Pendant des décénnies, les responsables politiques fermèrent les yeux sur les frictions ethniques qui ne cessaient de croître et qui traduisirent, notament en 1943, par des affrontements entre Anglo-Américains et Latino-Américains. Dans les années 60, la tension monta à South Central L.A.,peuplé surtout de Noirs et de Latino-Américains, jusqu'à exploser en août 1965 lors des émeutes raciales du quartier noir de Watts. Au cours des six jours d'incendies et de pillages, 34 personnes trouvèrent la mort et plus d'un millier furent blessées.
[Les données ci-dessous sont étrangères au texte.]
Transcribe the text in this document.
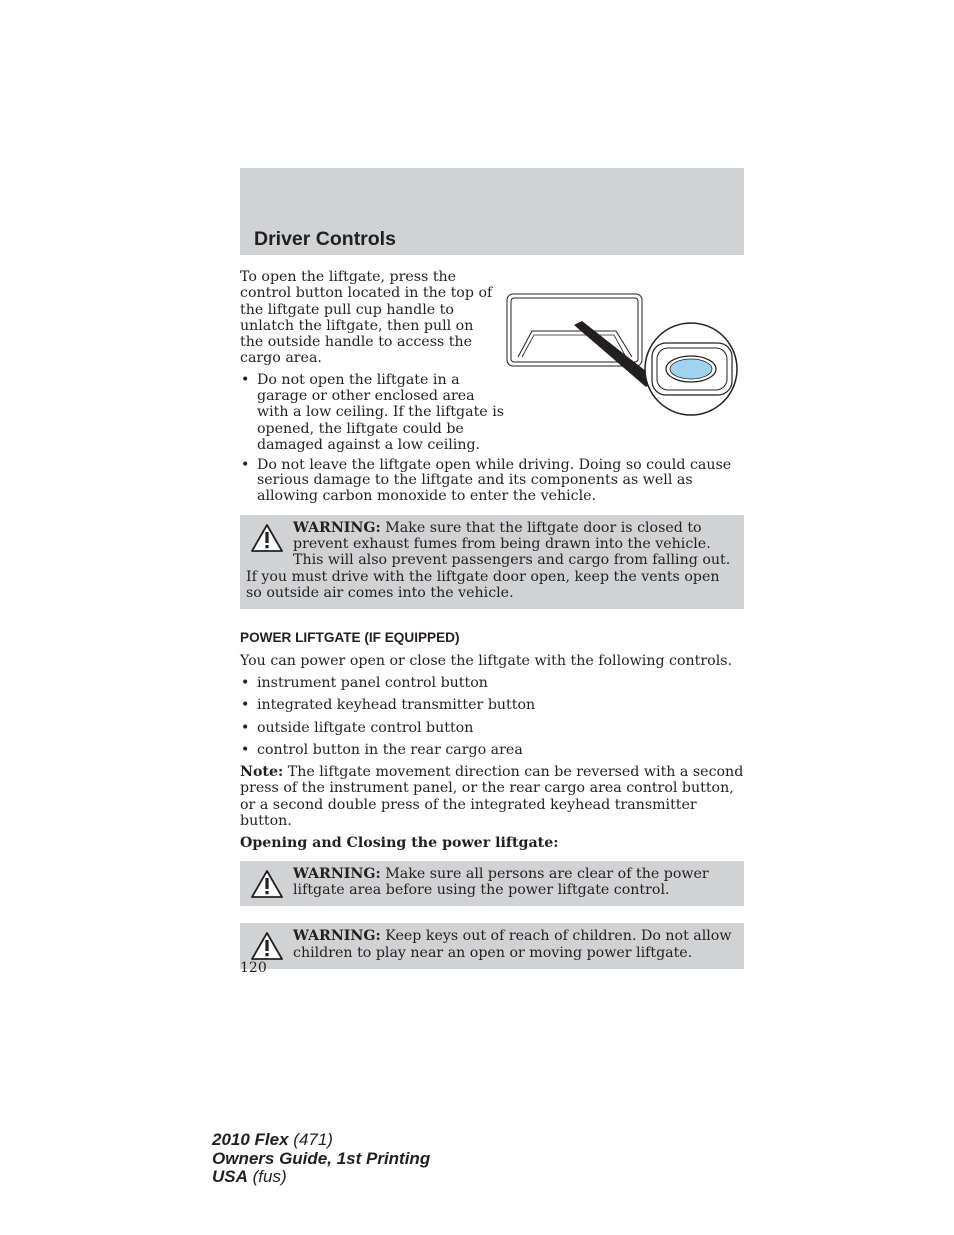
Driver Controls

To open the liftgate, press the control button located in the top of the liftgate pull cup handle to unlatch the liftgate, then pull on the outside handle to access the cargo area.

• Do not open the liftgate in a garage or other enclosed area with a low ceiling. If the liftgate is opened, the liftgate could be damaged against a low ceiling.
• Do not leave the liftgate open while driving. Doing so could cause serious damage to the liftgate and its components as well as allowing carbon monoxide to enter the vehicle.

WARNING: Make sure that the liftgate door is closed to prevent exhaust fumes from being drawn into the vehicle. This will also prevent passengers and cargo from falling out. If you must drive with the liftgate door open, keep the vents open so outside air comes into the vehicle.

POWER LIFTGATE (IF EQUIPPED)

You can power open or close the liftgate with the following controls.

• instrument panel control button
• integrated keyhead transmitter button
• outside liftgate control button
• control button in the rear cargo area

Note: The liftgate movement direction can be reversed with a second press of the instrument panel, or the rear cargo area control button, or a second double press of the integrated keyhead transmitter button.

Opening and Closing the power liftgate:

WARNING: Make sure all persons are clear of the power liftgate area before using the power liftgate control.

WARNING: Keep keys out of reach of children. Do not allow children to play near an open or moving power liftgate.

120
2010 Flex (471)
Owners Guide, 1st Printing
USA (fus)
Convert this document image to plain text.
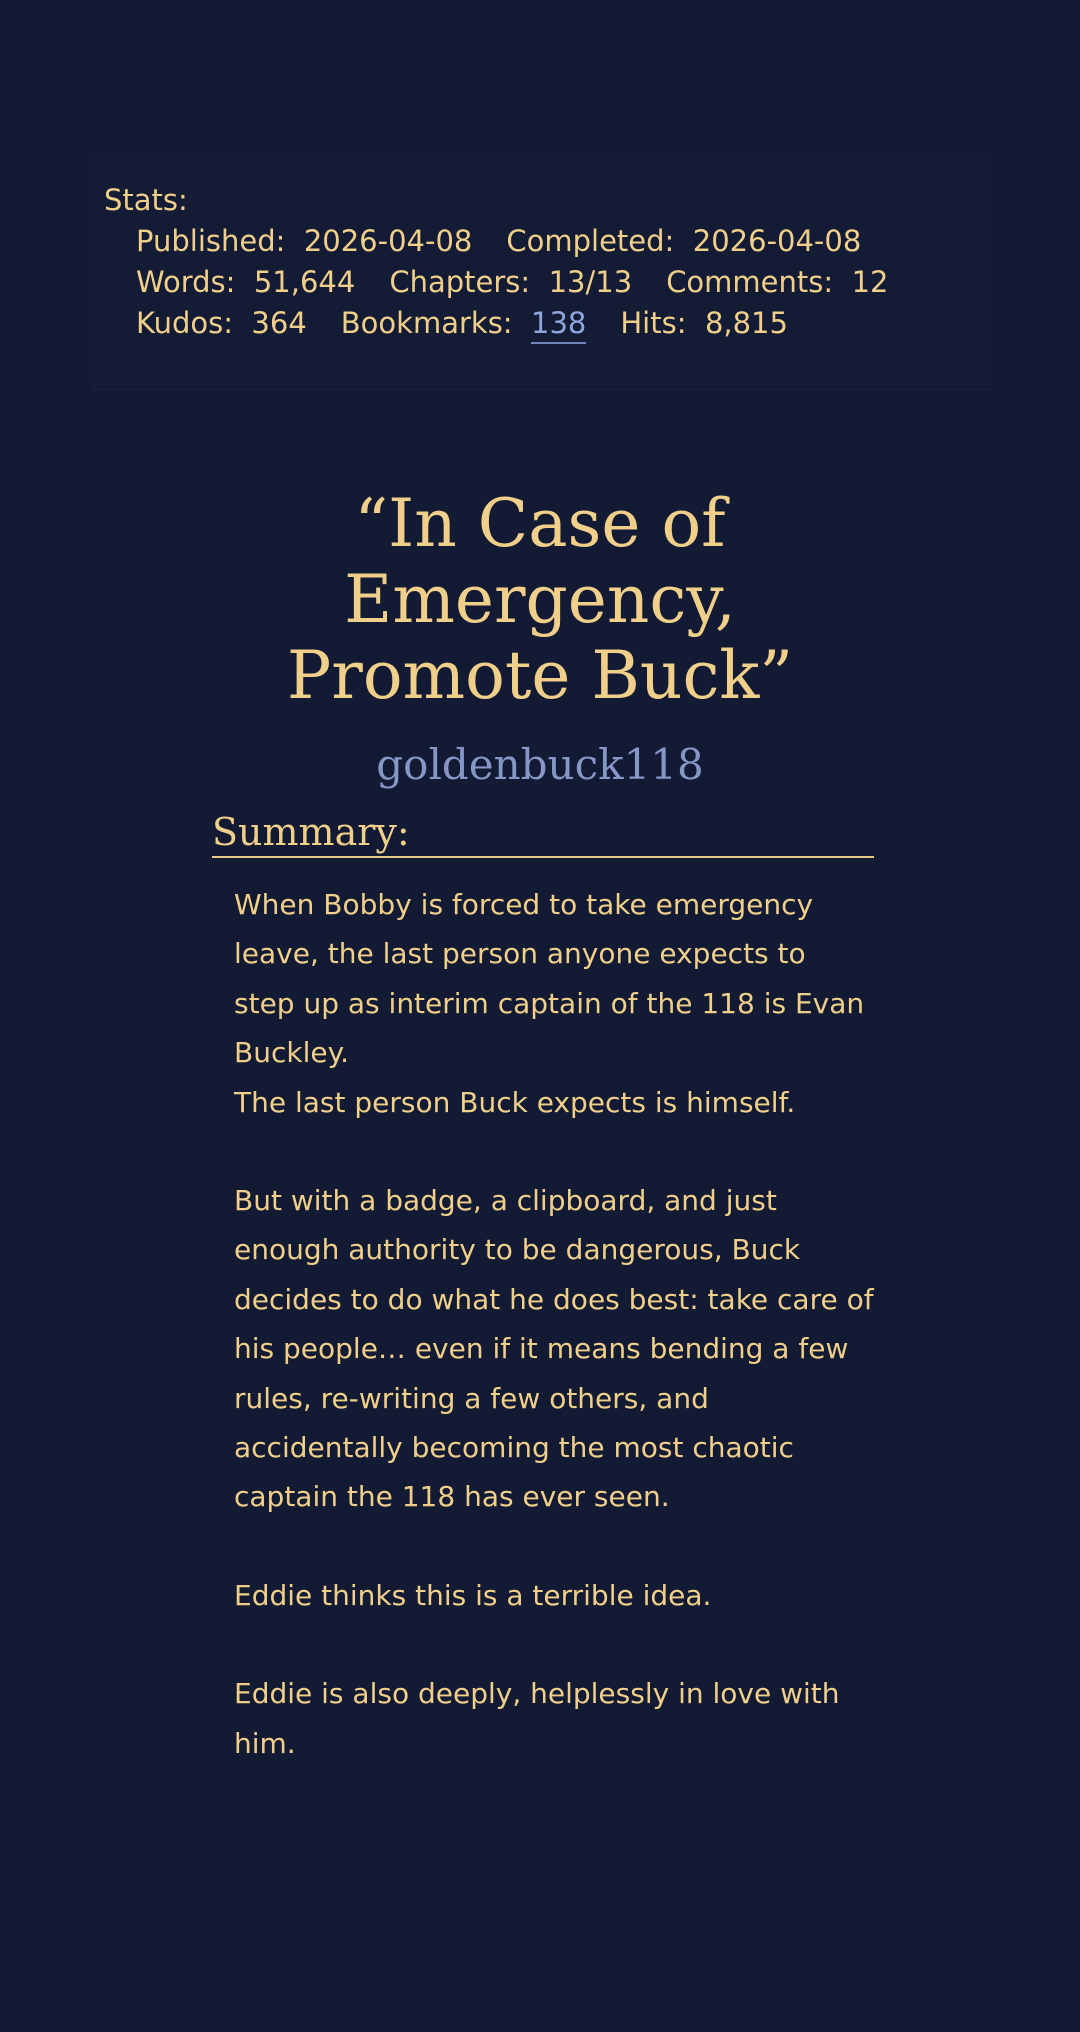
Stats:
Published: 2026-04-08 Completed: 2026-04-08
Words: 51,644 Chapters: 13/13 Comments: 12
Kudos: 364 Bookmarks: 138 Hits: 8,815
“In Case of
Emergency,
Promote Buck”
goldenbuck118
Summary:

When Bobby is forced to take emergency leave, the last person anyone expects to step up as interim captain of the 118 is Evan Buckley.

The last person Buck expects is himself.

But with a badge, a clipboard, and just enough authority to be dangerous, Buck decides to do what he does best: take care of his people… even if it means bending a few rules, re-writing a few others, and accidentally becoming the most chaotic captain the 118 has ever seen.

Eddie thinks this is a terrible idea.

Eddie is also deeply, helplessly in love with him.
South Central L.A. connut de nouveau de graves troubles en 1979 et surtout en 1992, à la suite de l'affaire Rodney King. Cet automobiliste noir, arrêté par quatre policiers, fut passé à tabac devant la caméra d'un vidéo-amateur. Le document abondamment diffusé, révéla la pérennité des comportements racistes et donna à l'affaire une ampleur sans précédent. L'acquittement de deux des policiers lors d'un premier procès provoqua un véritable soulèvement. Cinquante et une personnes perdirent la vie pendant ces manifestations. Les dégats matériels furent estimés à 1 milliard de dollars. Les actes les plus brutaux eurent pour cibles des commerçants coréens des proches Faubourgs et de Koreatown, ces nouveaux venus qui semblaient avoir si facilement réussi à monter des affaires. Si les Angelinos ont su faire preuve d'un surprenant esprit de solidarité lors des graves tremblements de terre de 1971 et de 1994, l'acquittement controversé d'O.J. Simpson - ancienne vedette noire du football américain, accusé du meurtre de sa femme (blanche) et de son ami - montre que les tensions raciales sont loin d'être apaisées.